Le porte-parole de l’ONU, Stéphane Dujarric, a fait le point lors de la briefing régulier aux journalistes à New York jeudi.
Les Forces armées soudanaises (SAF) et le groupe paramilitaire Forces de soutien rapide (RSF) se battent pour le pouvoir depuis avril 2023, créant l’une des pires crises humanitaires au monde.
« Une violence inimaginable » à El Fasher
Les violences se sont intensifiées ces dernières semaines après la prise d’El Fasher, la capitale de l’État du Nord Darfour, par RSF, après un siège de plus d’un an.
PAM Soudan tweeté que pendant que les familles continuent de fuir la ville, les équipes restent sur le terrain pour apporter une aide immédiate.
“Nous livrons rapidement des produits alimentaires et nutritionnels d’urgence à des centaines de milliers de personnes. qui échappent à une violence et à une faim inimaginables », a-t-il déclaré.
L’accès fait la différence
M. Dujarric a rappelé que la famine a été confirmée à El Fasher et à Kadugli, capitale de l’Etat du Kordofan du Sud, toutes deux largement coupées de l’aide.
“Cependant, Dans neuf autres sites où le PAM a maintenu un accès constant, des conditions proches de la famine ont été inversées grâce à une assistance soutenue.», a-t-il déclaré.

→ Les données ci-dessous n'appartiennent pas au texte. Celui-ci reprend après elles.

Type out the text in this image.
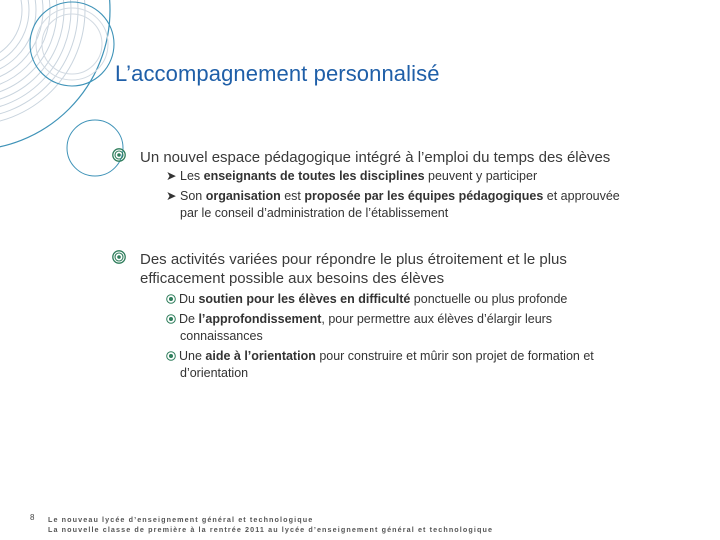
L’accompagnement personnalisé
Un nouvel espace pédagogique intégré à l’emploi du temps des élèves
➤ Les enseignants de toutes les disciplines peuvent y participer
➤ Son organisation est proposée par les équipes pédagogiques et approuvée
par le conseil d’administration de l’établissement
Des activités variées pour répondre le plus étroitement et le plus
efficacement possible aux besoins des élèves
Du soutien pour les élèves en difficulté ponctuelle ou plus profonde
De l’approfondissement, pour permettre aux élèves d’élargir leurs
connaissances
Une aide à l’orientation pour construire et mûrir son projet de formation et
d’orientation
8 Le nouveau lycée d’enseignement général et technologique
La nouvelle classe de première à la rentrée 2011 au lycée d’enseignement général et technologique
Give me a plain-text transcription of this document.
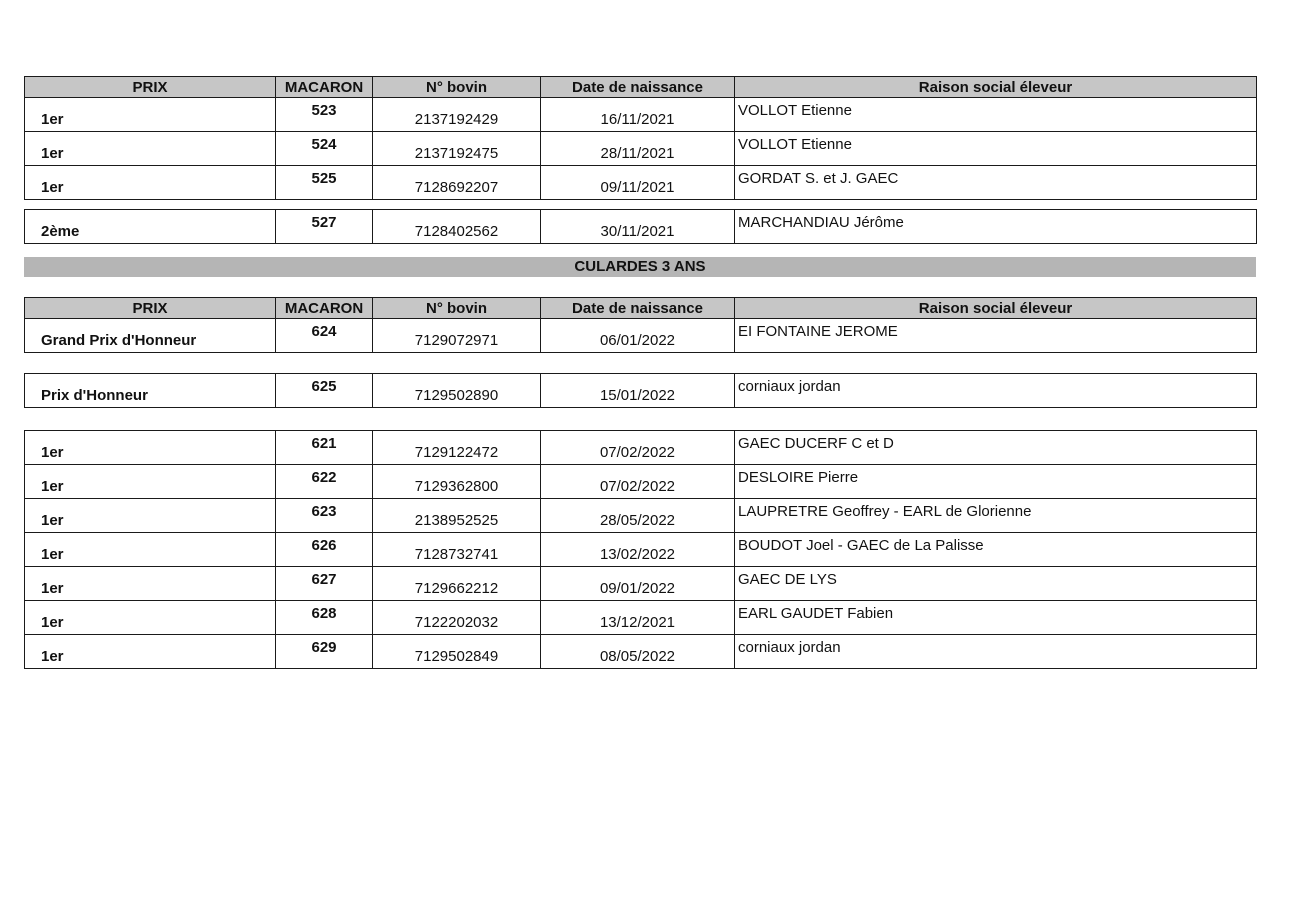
PRIX	MACARON	N° bovin	Date de naissance	Raison social éleveur
1er	523	2137192429	16/11/2021	VOLLOT Etienne
1er	524	2137192475	28/11/2021	VOLLOT Etienne
1er	525	7128692207	09/11/2021	GORDAT S. et J. GAEC
2ème	527	7128402562	30/11/2021	MARCHANDIAU Jérôme
CULARDES 3 ANS
PRIX	MACARON	N° bovin	Date de naissance	Raison social éleveur
Grand Prix d'Honneur	624	7129072971	06/01/2022	EI FONTAINE JEROME
Prix d'Honneur	625	7129502890	15/01/2022	corniaux jordan
1er	621	7129122472	07/02/2022	GAEC DUCERF C et D
1er	622	7129362800	07/02/2022	DESLOIRE Pierre
1er	623	2138952525	28/05/2022	LAUPRETRE Geoffrey - EARL de Glorienne
1er	626	7128732741	13/02/2022	BOUDOT Joel - GAEC de La Palisse
1er	627	7129662212	09/01/2022	GAEC DE LYS
1er	628	7122202032	13/12/2021	EARL GAUDET Fabien
1er	629	7129502849	08/05/2022	corniaux jordan
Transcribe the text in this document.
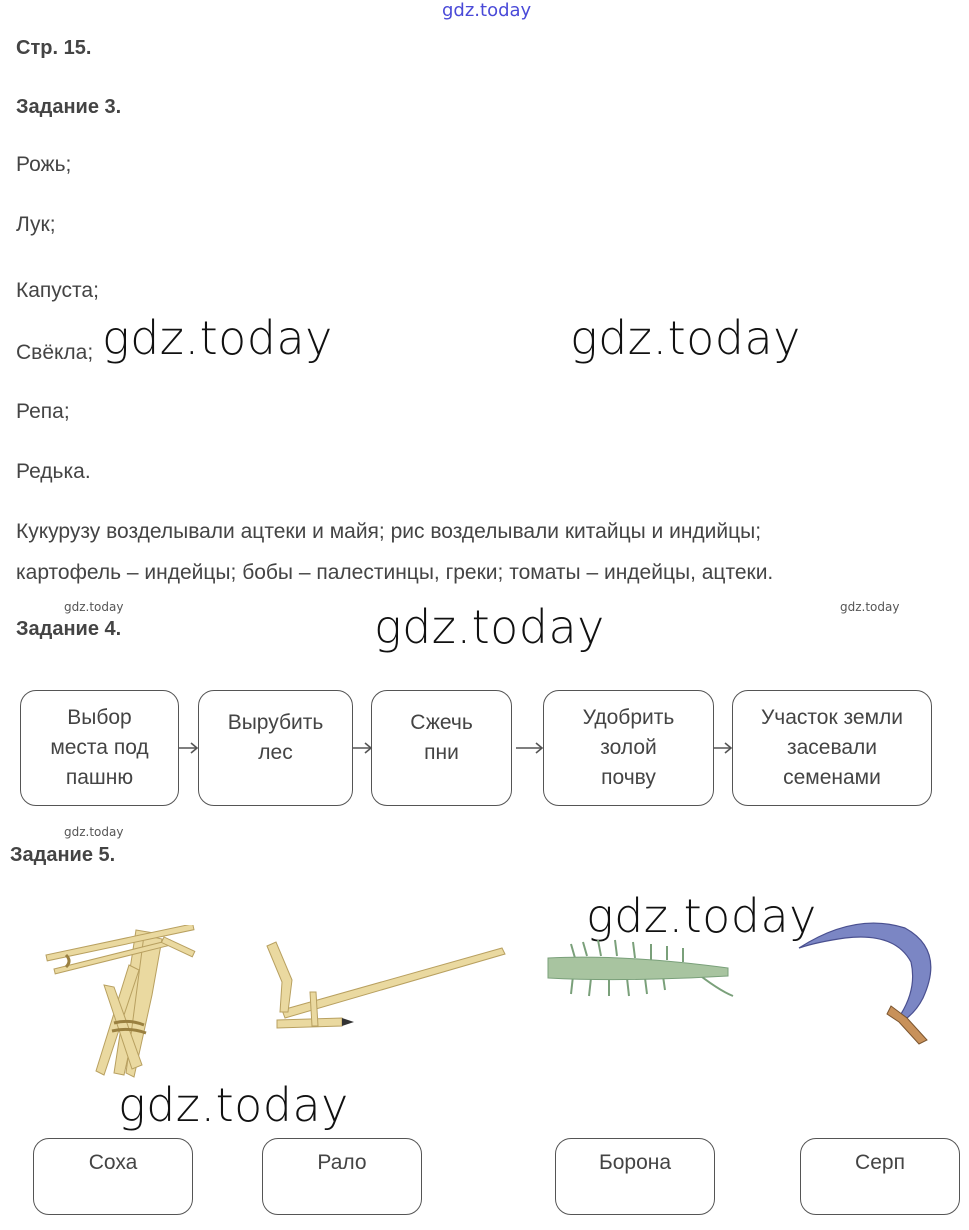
gdz.today
Стр. 15.
Задание 3.
Рожь;
Лук;
Капуста;
Свёкла;
Репа;
Редька.
Кукурузу возделывали ацтеки и майя; рис возделывали китайцы и индийцы;
картофель – индейцы; бобы – палестинцы, греки; томаты – индейцы, ацтеки.
gdz.today	gdz.today
gdz.today
gdz.today
gdz.today
gdz.today	gdz.today
gdz.today
Задание 4.
Выбор
места под
пашню
Вырубить
лес
Сжечь
пни
Удобрить
золой
почву
Участок земли
засевали
семенами
Задание 5.
Соха	Рало	Борона	Серп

« Le PAM souligne que là où le conflit s’est atténué et où les opérations humanitaires se sont développées, la faim a diminué, démontrant qu’un accès constant fait la différence entre la famine et le rétablissement réel. »
Des millions d’autres pourraient être touchés
L’agence des Nations Unies fournit actuellement chaque mois une aide alimentaire, monétaire et nutritionnelle d’urgence à plus de quatre millions de personnes au Soudan dans des zones auparavant difficiles d’accès dans quatre États : Darfour, Kordofan, Khartoum et Al Jazeera.
“Avec plus de ressources, le PAM pourrait doubler sa portée pour atteindre huit millions de personnes chaque mois et réduire davantage le risque de propagation de la famine dans les zones les plus durement touchées », a-t-il déclaré.
« Mais sans soutien supplémentaire, ces progrès fragiles pourraient rapidement être inversés. »
M. Dujarric a exhorté la communauté internationale « à continuer d’intensifier ses efforts, avec le soutien et le financement nécessaires pour aider la population soudanaise qui a si désespérément besoin d’aide ».
Les familles « manquent de temps »
En outre, l’agence des Nations Unies pour les réfugiés, HCRa lancé jeudi un appel urgent en faveur des civils soudanais qui « manquent désormais de temps » alors que les communautés sont coupées de l’aide.
L’agence a souligné le sort des familles qui ont fui les combats et les atrocités massives signalées à El Fasher.
« Les enfants ont faim, les parents sont désespérés… Ils ont besoin de protection, de sécurité et d’un accès humanitaire », a déclaré le HCR dans son communiqué. un tweet.
« Les hostilités doivent cesser » : Guterres
Cela survient un jour après que le Secrétaire général de l’ONU a exprimé sa grave préoccupation face aux informations faisant état d’atrocités massives à El Fasher et de l’aggravation de la violence au Kordofan.
António Guterres s’adressait aux journalistes à l’issue de la conférence annuelle conjointe entre l’ONU et l’Union africaine (UA), qui s’est tenue mercredi à New York.
“Le flux d’armes et de combattants en provenance de parties extérieures doit être stoppé. Le flux d’aide humanitaire doit pouvoir atteindre rapidement les civils dans le besoin. Les hostilités doivent cesser”, a-t-il déclaré. dit.
Le Secrétaire général a appelé les parties belligérantes à dialoguer avec son Envoyé personnel pour le Soudan « et à prendre des mesures rapides et tangibles vers un règlement négocié ».